Das Abkommen mit Albanien tritt in Kraft. Gleichzeitig strebt die EU eine Änderung der Migrationspolitik an. In Sachen Leihmutterschaft und Nahostpolitik setzt Italien Akzente, während Europa mit sich selbst hadert. Auch deswegen hat Giorgia Meloni die EU im Griff. Und sie hat weitere Pläne.
Das Handelsblatt hat am Freitag einen bemerkenswerten Artikel veröffentlicht. Er titelt: „Giorgia Meloni – die kraftvollste Regierungschefin Europas“. Darin wird die These aufgestellt, dass man nicht hätte erahnen können, dass die Römerin einmal eine führende Rolle in der Europäischen Union übernehmen würde. Nun, man hätte auch einfach TE lesen können.
Denn bereits vor zwei Jahren war das Vakuum absehbar, dass angesichts der Mehrheitsverhältnisse im EU-Parlament, aber auch bei den nationalen Regierungen auszumachen war. Italien ist der ruhende Pol des Kontinents, indes Frankreich, Spanien und Großbritannien von einer Regierungskrise zur nächsten schlitterten. In Deutschland ist die Ampel genug mit sich selbst beschäftigt. Tusk hat in Polen zwar die Rückendeckung Brüssels, aber Polen ist weiterhin kein strukturlinkes Land.
Man sollte das nicht lediglich als Form weiblicher Machtausübung verstehen. Meloni führt eine klassische Form italienischer Außenpolitik durch, wie sie über Jahrhunderte Bestand hat, die man als pragmatisch, realistisch oder opportunistisch bezeichnen kann. Sie steht damit in einer historischen Denktradition die von Machiavelli zu Bismarck reicht und, im Gegensatz zu manchen Fantastereien, die eigentliche „rechte“ Denktradition darstellt. Das setzt aber auch voraus, nicht das bloße Tagesgeschäft und die Inszenierung desselben zum Fokus zu erheben, sondern langfristige Strategien zu verfolgen – auch, wenn man diese zuerst nicht erkennen will.
Der Erfolg dieser langfristigen Strategie zeigt sich seit diesem Jahr umso deutlicher. Anders als Polen und Ungarn – oder auch Italien unter der M5S-Lega-Regierung – eröffnet Brüssel keine Sonderverfahren gegen Italien. Trotz Unstimmigkeiten nach der EU-Wahl hat Italien den gewünschten Kommissarsposten bekommen. Trotz der Umbesetzung der RAI und weitgehenden Verfassungsänderungen schweigt Brüssel. Die Mitte-Rechts-Regierung hat es verstanden, Italien umzubauen, außenpolitisch auszustrahlen und dennoch mit der EU nicht in denselben Clinch zu geraten, wie ihn andere konservative Regierungen pflegen.

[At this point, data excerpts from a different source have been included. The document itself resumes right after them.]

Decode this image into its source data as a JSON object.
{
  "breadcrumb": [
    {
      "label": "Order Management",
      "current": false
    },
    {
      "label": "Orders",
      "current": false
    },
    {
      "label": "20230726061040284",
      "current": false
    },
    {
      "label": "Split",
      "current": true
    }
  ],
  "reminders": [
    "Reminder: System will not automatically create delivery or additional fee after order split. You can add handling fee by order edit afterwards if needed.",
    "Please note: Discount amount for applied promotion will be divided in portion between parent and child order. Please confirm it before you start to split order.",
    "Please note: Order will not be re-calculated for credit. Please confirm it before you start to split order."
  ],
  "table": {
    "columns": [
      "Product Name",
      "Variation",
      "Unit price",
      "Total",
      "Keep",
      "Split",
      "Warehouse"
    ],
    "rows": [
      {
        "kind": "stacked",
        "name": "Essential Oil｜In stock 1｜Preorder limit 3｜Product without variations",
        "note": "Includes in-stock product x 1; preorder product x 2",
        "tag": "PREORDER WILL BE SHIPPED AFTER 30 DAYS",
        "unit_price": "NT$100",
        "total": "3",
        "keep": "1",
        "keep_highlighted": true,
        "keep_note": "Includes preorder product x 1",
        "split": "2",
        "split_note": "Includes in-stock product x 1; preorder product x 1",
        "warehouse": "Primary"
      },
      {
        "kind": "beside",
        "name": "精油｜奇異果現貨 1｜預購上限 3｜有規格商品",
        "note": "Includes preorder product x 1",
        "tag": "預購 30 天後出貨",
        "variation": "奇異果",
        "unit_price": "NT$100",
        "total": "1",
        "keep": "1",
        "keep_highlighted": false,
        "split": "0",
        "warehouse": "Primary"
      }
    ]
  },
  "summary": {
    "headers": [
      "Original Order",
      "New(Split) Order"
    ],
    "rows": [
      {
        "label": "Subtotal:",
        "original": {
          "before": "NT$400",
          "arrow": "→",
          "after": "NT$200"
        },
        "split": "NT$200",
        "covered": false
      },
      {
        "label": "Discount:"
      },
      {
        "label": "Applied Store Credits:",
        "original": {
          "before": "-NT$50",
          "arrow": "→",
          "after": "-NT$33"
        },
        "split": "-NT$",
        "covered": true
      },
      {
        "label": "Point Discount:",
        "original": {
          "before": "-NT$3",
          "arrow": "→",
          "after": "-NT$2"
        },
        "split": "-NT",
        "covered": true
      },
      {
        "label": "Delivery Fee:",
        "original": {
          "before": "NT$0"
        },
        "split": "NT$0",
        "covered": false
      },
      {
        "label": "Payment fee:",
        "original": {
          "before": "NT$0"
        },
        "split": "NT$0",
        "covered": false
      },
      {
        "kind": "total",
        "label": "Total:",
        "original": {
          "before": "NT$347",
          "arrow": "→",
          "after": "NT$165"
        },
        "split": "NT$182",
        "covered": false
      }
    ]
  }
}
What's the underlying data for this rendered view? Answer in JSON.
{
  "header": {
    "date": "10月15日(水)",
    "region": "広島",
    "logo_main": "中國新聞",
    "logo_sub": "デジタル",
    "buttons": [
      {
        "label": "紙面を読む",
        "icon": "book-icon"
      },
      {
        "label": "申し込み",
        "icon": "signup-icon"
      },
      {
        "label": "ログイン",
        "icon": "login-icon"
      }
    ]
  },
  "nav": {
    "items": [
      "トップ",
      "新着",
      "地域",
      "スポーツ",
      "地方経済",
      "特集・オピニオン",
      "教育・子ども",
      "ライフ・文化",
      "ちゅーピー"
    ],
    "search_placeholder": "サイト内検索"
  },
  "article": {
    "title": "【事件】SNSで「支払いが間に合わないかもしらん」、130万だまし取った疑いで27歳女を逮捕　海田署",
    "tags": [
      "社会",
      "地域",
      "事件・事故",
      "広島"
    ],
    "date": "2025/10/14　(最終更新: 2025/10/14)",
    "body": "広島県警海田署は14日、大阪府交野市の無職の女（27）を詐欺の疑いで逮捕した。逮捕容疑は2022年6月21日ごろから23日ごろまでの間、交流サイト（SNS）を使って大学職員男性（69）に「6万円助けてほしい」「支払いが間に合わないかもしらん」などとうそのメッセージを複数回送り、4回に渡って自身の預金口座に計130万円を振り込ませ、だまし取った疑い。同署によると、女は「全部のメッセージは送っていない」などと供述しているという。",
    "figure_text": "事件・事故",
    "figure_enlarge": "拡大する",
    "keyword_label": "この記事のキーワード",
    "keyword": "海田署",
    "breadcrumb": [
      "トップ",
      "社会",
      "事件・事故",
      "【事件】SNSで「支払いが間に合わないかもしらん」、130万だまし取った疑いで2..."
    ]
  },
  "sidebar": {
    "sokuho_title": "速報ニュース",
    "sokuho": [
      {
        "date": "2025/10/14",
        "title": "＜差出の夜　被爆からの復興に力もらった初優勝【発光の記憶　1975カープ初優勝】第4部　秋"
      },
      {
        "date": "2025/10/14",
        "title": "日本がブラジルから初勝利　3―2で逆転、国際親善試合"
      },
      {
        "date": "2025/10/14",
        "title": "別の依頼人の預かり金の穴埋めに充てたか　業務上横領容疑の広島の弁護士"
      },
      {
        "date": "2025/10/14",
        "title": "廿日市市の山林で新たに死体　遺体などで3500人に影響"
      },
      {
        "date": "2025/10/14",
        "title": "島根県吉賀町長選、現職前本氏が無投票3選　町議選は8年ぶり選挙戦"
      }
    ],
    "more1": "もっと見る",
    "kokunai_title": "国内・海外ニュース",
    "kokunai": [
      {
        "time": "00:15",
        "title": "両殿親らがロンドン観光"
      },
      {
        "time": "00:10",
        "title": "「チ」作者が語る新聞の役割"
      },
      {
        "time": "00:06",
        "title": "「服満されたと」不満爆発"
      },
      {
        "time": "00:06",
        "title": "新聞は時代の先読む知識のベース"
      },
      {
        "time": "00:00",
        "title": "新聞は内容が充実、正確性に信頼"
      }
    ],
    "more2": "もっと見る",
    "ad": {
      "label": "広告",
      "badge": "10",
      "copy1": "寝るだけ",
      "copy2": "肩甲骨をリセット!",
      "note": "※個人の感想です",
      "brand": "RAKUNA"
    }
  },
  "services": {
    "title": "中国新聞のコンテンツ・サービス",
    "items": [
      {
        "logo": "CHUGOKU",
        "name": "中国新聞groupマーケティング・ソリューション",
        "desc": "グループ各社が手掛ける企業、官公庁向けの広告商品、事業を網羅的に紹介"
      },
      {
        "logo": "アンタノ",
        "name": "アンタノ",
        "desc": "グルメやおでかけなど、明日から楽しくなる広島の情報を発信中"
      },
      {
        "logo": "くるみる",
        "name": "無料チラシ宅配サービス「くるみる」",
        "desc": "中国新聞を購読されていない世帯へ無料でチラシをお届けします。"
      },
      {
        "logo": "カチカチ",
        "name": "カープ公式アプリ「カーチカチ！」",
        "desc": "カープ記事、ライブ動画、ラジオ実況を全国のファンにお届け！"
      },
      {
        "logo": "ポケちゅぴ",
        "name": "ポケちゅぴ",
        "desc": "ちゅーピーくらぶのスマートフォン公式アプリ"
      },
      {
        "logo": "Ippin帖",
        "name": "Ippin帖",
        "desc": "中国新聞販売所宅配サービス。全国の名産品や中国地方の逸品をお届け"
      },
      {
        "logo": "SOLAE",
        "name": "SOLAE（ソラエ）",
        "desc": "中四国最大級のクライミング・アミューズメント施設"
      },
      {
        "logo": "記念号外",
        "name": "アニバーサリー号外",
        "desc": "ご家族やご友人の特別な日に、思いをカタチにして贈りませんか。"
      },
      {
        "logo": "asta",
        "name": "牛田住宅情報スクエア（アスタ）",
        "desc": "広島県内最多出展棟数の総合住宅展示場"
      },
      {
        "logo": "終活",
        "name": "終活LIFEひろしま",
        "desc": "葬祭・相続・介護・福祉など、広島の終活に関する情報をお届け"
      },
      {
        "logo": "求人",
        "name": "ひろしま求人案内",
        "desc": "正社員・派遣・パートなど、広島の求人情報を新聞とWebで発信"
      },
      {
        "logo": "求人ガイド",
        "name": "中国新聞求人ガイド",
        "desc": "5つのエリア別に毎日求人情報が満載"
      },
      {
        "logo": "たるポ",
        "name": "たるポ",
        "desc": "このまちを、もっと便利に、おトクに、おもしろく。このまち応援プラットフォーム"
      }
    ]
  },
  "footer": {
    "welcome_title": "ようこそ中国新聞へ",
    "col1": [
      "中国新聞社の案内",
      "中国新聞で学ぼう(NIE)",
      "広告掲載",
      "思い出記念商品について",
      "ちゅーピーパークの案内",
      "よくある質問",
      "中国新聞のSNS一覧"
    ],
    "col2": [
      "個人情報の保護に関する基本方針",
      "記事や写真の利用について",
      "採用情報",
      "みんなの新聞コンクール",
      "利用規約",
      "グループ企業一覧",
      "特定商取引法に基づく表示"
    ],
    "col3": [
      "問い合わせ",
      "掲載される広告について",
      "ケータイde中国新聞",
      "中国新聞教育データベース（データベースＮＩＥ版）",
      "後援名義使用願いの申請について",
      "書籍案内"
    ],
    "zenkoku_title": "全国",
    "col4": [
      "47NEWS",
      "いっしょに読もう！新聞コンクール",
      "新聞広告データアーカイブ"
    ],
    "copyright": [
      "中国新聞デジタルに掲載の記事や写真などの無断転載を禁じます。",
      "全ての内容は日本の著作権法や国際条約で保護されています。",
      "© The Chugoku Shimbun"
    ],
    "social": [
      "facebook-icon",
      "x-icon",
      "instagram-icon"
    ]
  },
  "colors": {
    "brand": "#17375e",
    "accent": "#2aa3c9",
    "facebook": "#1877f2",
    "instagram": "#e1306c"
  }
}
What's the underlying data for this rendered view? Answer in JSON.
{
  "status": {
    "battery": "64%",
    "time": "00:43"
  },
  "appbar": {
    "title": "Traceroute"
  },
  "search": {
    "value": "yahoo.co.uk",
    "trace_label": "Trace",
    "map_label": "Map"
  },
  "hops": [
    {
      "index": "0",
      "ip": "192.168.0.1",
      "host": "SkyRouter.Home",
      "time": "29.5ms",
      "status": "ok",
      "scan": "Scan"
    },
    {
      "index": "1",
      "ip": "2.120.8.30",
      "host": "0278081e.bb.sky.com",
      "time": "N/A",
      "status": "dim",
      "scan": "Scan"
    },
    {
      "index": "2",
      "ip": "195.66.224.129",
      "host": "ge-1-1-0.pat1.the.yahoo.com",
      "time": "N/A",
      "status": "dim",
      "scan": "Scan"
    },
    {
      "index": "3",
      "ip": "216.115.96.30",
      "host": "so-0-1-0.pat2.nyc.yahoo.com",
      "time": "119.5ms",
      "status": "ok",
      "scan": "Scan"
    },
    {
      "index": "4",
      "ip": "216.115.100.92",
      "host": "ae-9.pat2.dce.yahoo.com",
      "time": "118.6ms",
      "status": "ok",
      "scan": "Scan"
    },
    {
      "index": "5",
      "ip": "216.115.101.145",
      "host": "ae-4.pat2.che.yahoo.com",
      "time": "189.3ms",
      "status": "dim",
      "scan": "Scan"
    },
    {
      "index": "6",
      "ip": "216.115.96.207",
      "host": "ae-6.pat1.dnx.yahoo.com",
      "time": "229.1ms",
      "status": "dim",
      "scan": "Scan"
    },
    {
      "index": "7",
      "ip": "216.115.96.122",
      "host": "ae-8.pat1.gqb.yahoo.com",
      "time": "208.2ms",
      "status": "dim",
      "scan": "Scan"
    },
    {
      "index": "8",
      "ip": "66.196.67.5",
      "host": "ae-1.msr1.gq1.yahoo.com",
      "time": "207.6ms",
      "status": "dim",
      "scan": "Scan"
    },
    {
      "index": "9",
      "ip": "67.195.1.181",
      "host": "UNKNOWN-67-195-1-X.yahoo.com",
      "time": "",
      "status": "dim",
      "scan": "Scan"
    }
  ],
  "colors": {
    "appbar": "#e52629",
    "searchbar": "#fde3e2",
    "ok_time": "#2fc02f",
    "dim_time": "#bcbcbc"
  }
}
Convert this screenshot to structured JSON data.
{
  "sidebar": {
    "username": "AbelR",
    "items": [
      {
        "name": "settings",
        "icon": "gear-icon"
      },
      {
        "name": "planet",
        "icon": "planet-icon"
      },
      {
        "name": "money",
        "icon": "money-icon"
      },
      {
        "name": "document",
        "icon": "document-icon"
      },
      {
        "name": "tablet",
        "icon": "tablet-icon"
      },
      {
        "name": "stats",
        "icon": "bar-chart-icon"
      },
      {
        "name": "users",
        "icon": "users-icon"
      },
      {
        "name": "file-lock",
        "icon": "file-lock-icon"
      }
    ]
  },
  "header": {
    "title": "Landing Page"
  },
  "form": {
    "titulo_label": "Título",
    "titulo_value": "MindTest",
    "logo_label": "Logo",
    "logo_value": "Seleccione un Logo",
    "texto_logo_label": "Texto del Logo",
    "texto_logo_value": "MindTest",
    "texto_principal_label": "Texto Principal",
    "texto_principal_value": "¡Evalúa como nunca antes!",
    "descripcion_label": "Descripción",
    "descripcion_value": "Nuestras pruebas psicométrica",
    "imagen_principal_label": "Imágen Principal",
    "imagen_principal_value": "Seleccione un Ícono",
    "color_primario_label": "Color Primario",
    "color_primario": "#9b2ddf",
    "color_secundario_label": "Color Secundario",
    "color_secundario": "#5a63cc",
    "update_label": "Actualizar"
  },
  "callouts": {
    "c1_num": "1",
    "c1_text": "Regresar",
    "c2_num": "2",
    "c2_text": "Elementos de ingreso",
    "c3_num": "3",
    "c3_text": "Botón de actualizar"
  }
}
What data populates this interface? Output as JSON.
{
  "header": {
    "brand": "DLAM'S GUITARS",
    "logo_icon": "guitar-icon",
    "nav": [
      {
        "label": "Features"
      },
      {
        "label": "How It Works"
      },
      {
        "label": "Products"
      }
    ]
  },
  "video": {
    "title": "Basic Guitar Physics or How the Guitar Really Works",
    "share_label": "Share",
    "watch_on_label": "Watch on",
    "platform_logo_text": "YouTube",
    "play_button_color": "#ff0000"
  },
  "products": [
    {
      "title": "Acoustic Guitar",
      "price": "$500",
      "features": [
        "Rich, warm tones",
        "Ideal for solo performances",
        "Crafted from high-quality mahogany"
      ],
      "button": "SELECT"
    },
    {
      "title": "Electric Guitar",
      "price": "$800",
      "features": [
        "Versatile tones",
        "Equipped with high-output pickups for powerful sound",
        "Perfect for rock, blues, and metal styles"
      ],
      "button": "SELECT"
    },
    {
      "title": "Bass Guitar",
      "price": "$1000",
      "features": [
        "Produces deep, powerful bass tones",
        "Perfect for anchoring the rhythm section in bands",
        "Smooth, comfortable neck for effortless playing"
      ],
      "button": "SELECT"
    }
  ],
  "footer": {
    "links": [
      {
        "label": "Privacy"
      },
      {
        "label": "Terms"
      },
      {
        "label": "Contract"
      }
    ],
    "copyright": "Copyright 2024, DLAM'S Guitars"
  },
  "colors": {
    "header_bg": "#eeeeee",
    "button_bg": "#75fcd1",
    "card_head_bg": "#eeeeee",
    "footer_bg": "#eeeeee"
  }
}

Im Gegenteil: derzeit ist eher zu beobachten, dass die EU sich Richtung Italien orientiert. Der Flirt von Ursula von der Leyen mit Meloni ist eher ein Eingeständnis, dass selbst die EVP ihre wichtigste Stütze südlich der Alpen sieht. Zwar gibt es entsprechend zur deutschen Brandmauer einen cordon sanitaire im EU-Parlament, der jedoch viel durchlässiger ist – es kommt zu gemeinsamen Abstimmungen der EVP mit Melonis EKR und Viktor Orbáns Patrioten für Europa. Dass die gegenwärtige Migrationspolitik erheblich in einem Hinterzimmer mit italienisch-ungarischer Dominanz vorbereitet wurde, ist kein Zufall. Getrenntes Marschieren und gemeinsames Schlagen ist keine Eigenheit der Linken mehr.
Die EVP ist nicht die CDU, und die übrigen europäischen Partner wollen nicht wie die CDU in der selbstgebauten linken Sackgasse enden – sie suchen nach Manövrierfähigkeit auf dem europäischen Schachbrett, das nicht nur Schwarz-Weiß, sondern mannigfaltige Schattierungen in Grau kennt. Meloni, aber auch Orbán sind Optionen, um nicht ins Schachmatt der europäischen Linken zu geraten. In süd- wie osteuropäischen Staaten sind Green Deal und Verbrennerverbot kein Klima-Thema, sondern bedrohen die wirtschaftliche Existenz von kleinen Unternehmen und Familien.
Dass die EVP vom Verbrennerverbot abrückt, obwohl sie angeblich die linken Stimmen braucht, hat sich jüngst mit der Ankündigung abgezeichnet, dass auch die alten Dieselfahrzeuge weiter fahren dürfen. Und wer will an Zufall glauben, dass in derselben Woche, in der das Albanien-Experiment beginnt, die EU über eine Änderung der Abschiebungspolitik berät? Was Meloni in Italien vor einem Jahr angestoßen hat, kommt jetzt im Domino-Effekt in Brüssel an.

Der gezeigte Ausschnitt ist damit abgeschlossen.